After Earth

M. Night Shyamalan is no stranger to directing big, juicy lemons, and his latest squirt in the eye of good taste — a futuristic survival in the wilderness story about a boy who confronts his deepest insecurities on a planet overcome by blobs of CGI that can smell his fear — is the latest in a batch of particularly onerous duds.

Shyamalan’s tipping point was 2002’s Signs, the Mel Gibson alien invasion curio in which Joaquin Phoenix donned a tin foil hat and a young girl regarded glasses of water with extreme caution. There was something dirty in them, she said; something that could not to be trusted.

But if anything funny was in the water, Shyamalan was the poor sod who guzzled it down and returned, cupped hand Oliver style, for more. If one can excuse the screwy ambition of The Village (2004) as an interesting experiment in circumventing expectations, ret-conning an entire story on the basis of a final, outrageous revelation, the same cannot be said of the trio of stuffed turkeys that followed: Lady in the Water (2006), The Happening (2008) and The Last Airbender (2010).

Until now Shyamalan has had only himself to blame, as writer/director of all his films, for their often colourful failings — from Signs’ automobile death crunch (memorably skewered in Scary Movie 3) to Mark Walhberg’s conversation with a pot plant in The Happening. 

After Earth is a little different in that numerous artistic assassins, Murder on the Orient Express style, have played a role in turning the knife, many of them lifetime members of Will Smith Corp. Smith wrote the story Shyamalan and Gary Whitta fleshed out. Smith also produced it, along with wife Jada Pinkett and her brother Caleeb, and stars alongside son Jaden, for whom After Earth was clearly constructed as a vehicle.

The film is based 1000 years after humans scuttled off to another planet (ala Oblivion) and earth’s surface is now a treacherous wilderness. After strained emotional foreplay between legendary solder Cypher (Will Smith) and his under-achieving but well-intentioned son Kitai (Jaden Smith), the  spaceship they are manning crashes onto earth, leaving Cypher with a broken leg and Kitai the duty of travelling cross-country to find a place to signal for help.

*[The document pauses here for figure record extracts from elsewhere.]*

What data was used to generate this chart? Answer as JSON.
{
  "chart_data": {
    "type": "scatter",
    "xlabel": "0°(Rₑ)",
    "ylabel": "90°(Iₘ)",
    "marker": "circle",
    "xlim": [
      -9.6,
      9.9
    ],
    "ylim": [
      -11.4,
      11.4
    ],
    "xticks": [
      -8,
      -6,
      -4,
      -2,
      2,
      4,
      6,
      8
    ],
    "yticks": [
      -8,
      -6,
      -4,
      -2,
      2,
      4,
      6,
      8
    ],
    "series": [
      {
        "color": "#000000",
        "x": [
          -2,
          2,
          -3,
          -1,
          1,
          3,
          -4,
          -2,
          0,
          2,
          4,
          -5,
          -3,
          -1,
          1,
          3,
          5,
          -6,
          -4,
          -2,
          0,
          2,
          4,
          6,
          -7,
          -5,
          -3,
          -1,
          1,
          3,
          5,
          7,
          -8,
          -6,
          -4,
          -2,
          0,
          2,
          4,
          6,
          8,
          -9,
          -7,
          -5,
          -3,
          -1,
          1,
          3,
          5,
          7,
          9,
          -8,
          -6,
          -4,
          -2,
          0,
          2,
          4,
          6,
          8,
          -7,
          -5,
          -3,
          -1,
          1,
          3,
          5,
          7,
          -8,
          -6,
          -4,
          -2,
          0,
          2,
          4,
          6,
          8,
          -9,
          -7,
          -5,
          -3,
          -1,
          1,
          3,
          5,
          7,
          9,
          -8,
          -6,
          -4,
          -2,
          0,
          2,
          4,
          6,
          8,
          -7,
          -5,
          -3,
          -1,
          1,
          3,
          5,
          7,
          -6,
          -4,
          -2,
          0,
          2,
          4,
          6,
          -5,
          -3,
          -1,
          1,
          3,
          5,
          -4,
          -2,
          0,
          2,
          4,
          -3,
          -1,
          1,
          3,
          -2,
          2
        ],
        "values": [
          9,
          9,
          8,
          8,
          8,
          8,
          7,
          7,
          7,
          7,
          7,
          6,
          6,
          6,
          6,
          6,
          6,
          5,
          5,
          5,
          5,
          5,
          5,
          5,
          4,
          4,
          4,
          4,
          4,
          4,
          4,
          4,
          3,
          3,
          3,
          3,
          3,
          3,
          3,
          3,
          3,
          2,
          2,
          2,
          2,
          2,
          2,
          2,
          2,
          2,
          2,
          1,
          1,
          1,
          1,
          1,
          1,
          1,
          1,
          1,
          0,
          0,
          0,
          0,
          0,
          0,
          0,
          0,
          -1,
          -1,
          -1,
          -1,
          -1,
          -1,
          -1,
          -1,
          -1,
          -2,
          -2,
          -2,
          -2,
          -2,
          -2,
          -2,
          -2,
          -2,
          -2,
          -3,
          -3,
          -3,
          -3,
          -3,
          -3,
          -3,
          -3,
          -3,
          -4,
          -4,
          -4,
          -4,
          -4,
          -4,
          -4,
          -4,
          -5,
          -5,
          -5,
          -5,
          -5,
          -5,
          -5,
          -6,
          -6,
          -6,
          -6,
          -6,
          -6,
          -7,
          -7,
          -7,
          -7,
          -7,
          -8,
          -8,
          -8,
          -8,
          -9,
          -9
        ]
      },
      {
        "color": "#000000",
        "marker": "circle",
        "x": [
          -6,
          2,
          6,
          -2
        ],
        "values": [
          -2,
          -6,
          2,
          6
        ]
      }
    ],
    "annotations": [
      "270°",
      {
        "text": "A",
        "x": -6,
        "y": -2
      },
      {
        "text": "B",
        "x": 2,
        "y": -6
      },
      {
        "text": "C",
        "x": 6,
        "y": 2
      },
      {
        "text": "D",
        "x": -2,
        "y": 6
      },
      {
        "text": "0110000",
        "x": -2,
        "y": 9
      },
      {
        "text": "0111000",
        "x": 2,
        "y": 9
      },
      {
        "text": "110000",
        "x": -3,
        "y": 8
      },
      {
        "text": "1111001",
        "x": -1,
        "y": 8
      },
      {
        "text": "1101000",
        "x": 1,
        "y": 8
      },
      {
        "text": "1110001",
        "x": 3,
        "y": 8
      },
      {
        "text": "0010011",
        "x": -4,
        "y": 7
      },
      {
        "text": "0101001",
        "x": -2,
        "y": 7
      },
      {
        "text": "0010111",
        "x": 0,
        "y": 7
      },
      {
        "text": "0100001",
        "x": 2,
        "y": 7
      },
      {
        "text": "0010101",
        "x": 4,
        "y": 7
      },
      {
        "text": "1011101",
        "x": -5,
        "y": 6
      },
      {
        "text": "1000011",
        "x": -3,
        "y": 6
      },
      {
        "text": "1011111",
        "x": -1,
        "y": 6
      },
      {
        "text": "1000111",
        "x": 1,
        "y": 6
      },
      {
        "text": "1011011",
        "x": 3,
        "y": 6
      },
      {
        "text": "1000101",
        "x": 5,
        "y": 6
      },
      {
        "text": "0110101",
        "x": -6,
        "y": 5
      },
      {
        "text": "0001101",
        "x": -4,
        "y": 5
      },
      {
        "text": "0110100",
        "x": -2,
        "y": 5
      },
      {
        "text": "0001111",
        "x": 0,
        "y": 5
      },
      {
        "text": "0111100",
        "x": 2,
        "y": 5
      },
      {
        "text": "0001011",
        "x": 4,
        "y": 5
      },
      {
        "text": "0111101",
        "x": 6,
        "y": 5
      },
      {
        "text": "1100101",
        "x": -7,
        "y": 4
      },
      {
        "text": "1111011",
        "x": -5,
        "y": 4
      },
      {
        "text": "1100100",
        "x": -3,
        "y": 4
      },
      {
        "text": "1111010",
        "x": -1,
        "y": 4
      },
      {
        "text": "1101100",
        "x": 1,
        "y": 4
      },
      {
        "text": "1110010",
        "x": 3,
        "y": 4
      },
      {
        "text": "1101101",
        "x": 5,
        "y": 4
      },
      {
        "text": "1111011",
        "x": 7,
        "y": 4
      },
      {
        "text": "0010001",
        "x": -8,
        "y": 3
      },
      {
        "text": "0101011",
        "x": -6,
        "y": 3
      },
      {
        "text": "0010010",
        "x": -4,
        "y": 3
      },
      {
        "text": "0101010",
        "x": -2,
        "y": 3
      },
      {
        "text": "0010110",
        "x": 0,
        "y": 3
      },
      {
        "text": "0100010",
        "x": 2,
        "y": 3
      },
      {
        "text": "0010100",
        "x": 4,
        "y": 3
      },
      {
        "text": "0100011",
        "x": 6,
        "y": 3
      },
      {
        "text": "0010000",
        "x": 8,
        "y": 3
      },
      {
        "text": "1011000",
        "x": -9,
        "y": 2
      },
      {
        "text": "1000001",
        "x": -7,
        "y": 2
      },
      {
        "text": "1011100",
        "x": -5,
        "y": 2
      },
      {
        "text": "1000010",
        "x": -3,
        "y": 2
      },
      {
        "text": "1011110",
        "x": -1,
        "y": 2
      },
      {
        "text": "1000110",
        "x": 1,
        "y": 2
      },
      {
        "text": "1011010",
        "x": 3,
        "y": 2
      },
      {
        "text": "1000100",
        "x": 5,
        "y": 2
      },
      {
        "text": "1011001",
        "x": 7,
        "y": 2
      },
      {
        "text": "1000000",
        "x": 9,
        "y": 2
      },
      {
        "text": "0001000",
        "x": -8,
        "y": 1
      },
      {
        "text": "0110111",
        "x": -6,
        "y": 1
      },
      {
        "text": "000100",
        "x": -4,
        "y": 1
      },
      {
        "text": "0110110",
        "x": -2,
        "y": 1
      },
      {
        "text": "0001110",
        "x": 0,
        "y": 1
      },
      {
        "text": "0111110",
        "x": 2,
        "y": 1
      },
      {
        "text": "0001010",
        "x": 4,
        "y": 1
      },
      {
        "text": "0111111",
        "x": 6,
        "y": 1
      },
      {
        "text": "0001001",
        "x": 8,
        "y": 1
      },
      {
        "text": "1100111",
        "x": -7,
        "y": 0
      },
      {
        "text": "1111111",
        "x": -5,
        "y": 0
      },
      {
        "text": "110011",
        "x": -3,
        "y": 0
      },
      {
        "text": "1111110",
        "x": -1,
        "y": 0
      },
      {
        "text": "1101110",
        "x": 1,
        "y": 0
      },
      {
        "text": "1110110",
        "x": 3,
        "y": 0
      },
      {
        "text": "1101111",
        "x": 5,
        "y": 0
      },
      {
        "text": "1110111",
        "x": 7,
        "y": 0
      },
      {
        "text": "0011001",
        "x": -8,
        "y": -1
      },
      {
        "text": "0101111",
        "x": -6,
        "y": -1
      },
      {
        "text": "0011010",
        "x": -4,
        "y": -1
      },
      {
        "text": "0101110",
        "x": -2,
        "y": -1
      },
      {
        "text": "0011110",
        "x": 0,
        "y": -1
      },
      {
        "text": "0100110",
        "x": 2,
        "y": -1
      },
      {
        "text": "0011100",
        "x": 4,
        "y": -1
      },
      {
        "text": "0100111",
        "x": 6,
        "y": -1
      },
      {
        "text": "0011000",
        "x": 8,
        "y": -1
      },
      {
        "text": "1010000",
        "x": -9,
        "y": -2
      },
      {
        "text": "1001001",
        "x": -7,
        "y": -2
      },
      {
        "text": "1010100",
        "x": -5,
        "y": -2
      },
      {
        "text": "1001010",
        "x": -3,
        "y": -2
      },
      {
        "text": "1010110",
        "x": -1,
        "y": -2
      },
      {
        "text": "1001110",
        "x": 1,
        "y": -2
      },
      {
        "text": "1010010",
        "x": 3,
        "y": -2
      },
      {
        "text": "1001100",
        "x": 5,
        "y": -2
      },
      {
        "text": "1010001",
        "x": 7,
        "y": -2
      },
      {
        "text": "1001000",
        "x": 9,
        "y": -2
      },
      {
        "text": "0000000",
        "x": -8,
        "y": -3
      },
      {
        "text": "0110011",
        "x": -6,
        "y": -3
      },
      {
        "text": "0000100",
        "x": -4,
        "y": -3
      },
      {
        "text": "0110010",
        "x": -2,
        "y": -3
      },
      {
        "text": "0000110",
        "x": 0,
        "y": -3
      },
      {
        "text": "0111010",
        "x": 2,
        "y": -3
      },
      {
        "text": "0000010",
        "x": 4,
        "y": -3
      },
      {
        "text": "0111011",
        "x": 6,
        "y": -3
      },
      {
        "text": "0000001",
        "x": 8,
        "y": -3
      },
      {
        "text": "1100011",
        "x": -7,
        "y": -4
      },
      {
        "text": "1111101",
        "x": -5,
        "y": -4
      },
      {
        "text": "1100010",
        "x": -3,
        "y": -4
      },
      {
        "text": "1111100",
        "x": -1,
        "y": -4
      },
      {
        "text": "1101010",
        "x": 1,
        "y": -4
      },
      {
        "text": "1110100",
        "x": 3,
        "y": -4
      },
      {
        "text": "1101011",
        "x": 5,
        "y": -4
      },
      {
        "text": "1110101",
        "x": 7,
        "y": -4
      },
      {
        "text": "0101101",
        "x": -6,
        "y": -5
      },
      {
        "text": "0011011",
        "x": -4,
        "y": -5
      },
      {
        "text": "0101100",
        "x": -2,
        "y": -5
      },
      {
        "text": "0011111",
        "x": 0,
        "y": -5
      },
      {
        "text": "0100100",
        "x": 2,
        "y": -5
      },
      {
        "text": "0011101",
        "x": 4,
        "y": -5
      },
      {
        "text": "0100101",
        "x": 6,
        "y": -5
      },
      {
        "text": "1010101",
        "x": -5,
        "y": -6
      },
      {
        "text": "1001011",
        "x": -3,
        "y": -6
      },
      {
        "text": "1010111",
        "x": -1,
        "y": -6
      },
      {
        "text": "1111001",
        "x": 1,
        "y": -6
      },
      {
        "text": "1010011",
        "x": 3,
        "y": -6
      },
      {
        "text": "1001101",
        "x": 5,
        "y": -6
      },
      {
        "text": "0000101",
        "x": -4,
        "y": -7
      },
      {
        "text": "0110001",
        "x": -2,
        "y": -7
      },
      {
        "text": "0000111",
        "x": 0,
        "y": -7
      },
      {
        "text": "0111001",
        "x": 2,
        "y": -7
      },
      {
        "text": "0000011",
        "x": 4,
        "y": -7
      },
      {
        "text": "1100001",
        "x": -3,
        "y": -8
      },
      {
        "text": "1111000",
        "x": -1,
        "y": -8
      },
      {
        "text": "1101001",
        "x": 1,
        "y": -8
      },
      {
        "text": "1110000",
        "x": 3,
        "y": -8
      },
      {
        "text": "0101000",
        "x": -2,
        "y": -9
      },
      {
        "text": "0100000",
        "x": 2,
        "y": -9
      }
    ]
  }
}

Using digital devices Cypher sees what Kitai sees and provides ongoing counsel — pained to be out of the action, like Gary Sinise in Apollo 13 —  simplified to various iterations of “don’t panic” and, later, more despairingly: “give up.”

Smith and Smith Jnr., without each other’s on set presence, emote into a CGI enhanced mist, projecting into thin air what might have provided tangible interactions between father and son.

While Kitai battles the occasional computer effect and walks (there is a lot of walking) across various pretty landscapes, Will Smith channels the viewer’s downwards trajectory: his face droops to the floor, growing increasingly drowsy and disinterested as each set piece is sprayed with a digital tan and trampled over.

It’s tempting to interpret After Earth as a metaphor for what happens when a famous actor’s child follows family footsteps and enters the harsh reality of their own career despite possessing virtually none of the requisite talent, but that runs the risk of implying this madness actually stands for something.

After Earth’s Australian theatrical release date: June 13, 2013.